BOS Component Categorization. NEAR Protocol, chatGPT fine-tuning

BOS Component Categorization. NEAR Protocol, chatGPT fine-tuning

Optimizing Component Categorization with AI: Enhancing Discoverability in NEAR Protocol

Project Overview: AI-Powered Component Categorization

At Pagoda Inc., we tackled a complex challenge: refining the categorization of over 15,000 components within the NEAR Protocol Blockchain Operating System (BOS).

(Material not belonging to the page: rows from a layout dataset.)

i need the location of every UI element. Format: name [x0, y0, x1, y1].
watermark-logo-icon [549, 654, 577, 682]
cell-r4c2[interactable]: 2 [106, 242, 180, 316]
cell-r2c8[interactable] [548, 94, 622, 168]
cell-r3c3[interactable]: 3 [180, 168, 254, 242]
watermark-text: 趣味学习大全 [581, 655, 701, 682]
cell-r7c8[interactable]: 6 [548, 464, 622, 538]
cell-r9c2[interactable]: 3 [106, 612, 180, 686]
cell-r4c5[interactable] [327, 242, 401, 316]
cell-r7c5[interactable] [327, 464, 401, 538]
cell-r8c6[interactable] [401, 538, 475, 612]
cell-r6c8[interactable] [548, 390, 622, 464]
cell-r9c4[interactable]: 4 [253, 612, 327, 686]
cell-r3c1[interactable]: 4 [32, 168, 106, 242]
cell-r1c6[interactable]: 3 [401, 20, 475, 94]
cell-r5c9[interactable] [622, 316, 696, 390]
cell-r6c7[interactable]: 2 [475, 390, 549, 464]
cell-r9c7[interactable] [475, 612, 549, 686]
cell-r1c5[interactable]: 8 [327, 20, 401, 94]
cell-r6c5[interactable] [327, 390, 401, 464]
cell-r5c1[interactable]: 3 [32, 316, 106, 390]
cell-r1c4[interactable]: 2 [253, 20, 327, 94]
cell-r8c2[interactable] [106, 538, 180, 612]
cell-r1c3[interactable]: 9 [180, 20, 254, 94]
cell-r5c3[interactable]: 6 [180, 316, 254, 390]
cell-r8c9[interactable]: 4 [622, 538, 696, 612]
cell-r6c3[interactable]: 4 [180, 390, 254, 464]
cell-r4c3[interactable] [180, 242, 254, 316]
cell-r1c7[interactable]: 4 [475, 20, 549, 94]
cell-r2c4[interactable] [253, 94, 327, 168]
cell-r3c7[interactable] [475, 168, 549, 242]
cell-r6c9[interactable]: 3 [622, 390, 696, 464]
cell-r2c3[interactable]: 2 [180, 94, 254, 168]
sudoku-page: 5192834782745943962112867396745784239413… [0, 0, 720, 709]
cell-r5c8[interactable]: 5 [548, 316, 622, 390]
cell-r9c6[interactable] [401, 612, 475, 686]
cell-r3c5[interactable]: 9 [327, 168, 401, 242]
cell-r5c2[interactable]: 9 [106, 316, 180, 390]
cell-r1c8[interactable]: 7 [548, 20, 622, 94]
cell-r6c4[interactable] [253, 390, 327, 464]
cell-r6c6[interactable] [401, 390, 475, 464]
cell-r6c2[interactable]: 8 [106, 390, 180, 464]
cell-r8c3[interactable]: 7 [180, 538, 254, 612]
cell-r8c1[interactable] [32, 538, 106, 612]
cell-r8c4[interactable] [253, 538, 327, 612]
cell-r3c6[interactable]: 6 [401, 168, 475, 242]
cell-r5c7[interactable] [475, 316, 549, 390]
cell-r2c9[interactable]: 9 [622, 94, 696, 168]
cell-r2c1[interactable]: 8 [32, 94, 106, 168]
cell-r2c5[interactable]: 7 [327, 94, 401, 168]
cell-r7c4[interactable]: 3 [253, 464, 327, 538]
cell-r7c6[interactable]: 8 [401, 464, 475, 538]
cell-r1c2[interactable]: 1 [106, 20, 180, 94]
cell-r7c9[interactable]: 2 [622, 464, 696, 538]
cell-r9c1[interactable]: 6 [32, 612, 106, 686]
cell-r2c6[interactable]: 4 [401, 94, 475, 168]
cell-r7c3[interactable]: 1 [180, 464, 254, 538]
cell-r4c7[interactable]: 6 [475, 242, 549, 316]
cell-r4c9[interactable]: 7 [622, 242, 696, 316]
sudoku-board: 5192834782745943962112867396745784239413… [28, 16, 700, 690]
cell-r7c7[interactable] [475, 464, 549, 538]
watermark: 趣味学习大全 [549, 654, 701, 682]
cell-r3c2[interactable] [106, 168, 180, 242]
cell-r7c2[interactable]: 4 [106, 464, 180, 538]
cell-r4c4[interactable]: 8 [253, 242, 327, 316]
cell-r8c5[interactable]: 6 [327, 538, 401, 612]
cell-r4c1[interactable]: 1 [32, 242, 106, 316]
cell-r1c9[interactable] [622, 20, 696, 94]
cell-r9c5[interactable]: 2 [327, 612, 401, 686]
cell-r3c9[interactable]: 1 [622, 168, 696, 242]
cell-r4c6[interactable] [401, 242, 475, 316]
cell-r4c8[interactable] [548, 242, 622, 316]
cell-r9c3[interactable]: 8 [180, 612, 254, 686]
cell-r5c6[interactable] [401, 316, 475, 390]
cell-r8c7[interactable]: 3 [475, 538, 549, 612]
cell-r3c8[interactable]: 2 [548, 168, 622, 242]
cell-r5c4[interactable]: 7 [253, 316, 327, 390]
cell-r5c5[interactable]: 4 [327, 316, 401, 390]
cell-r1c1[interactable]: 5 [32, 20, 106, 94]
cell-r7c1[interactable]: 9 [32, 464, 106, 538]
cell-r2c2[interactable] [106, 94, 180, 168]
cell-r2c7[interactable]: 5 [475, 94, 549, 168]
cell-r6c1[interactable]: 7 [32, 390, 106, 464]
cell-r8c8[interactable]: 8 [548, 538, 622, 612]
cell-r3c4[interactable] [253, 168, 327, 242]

The goal was to enhance searchability, improve developer experience, and optimize recommender systems for open-source components.

Leveraging AI-driven categorization and entropy-based filtering, we developed a scalable solution that integrates machine learning, human-in-the-loop validation, and dimensionality reduction techniques to improve metadata tagging and component discoverability.


Methodology: AI, Entropy Reduction, and Human-AI Collaboration

1. Automated Labeling & Entropy Reduction

A fundamental challenge in recommender systems for open-source software is maintaining label accuracy across a constantly growing dataset. We applied entropy reduction techniques to remove ambiguous or redundant labels, ensuring that only the most high-signal metadata remained. This increased the precision of search filters and semantic clustering in the gallery.

2. AI and Human Collaboration in Label Optimization

Rather than relying purely on large language models (LLMs) like GPT-4, we designed a hybrid approach:

  • Sparse AI Labeling: GPT-generated predictions were filtered for accuracy, avoiding overly generic classifications.
  • Human-in-the-Loop Validation: Crowdsourced human labels were ranked based on semantic distinctiveness, ensuring only the most relevant terms were used in training data.
  • GPT-3.5 Fine-Tuning: A custom fine-tuned model was developed to refine and reinforce accurate label assignments, improving both precision and recall.

3. Model Evaluation & Quality Assurance

To validate our approach, we used:

  • Dimensionality Reduction: Techniques such as t-SNE and PCA allowed us to visualize category separability and optimize clusters.
  • Entropy Analysis: Evaluated the information gain of each label to ensure clarity and specificity.
  • Visual Clustering: Heatmaps and embeddings helped refine and debug our classification model.

Outcome: Enhanced Developer Experience & Component Discoverability

By integrating AI-driven taxonomy optimization, we built a developer-friendly component categorization system, now deployed on near.org/applications. The system significantly improves semantic search, making it easier for developers to find BOS components based on functional attributes rather than arbitrary labels.


Future Directions: Fine-Tuned Open-Source Models for Efficient Categorization

Today, smaller, fine-tuned open-source models provide a more efficient alternative. A Mistral-based model with an expanded context window would better capture long-tail dependencies in developer-contributed metadata, surpassing our original approach, which required a large output window. As open-source AI advances, these models will enable more dynamic, adaptive categorization frameworks in blockchain and decentralized ecosystems.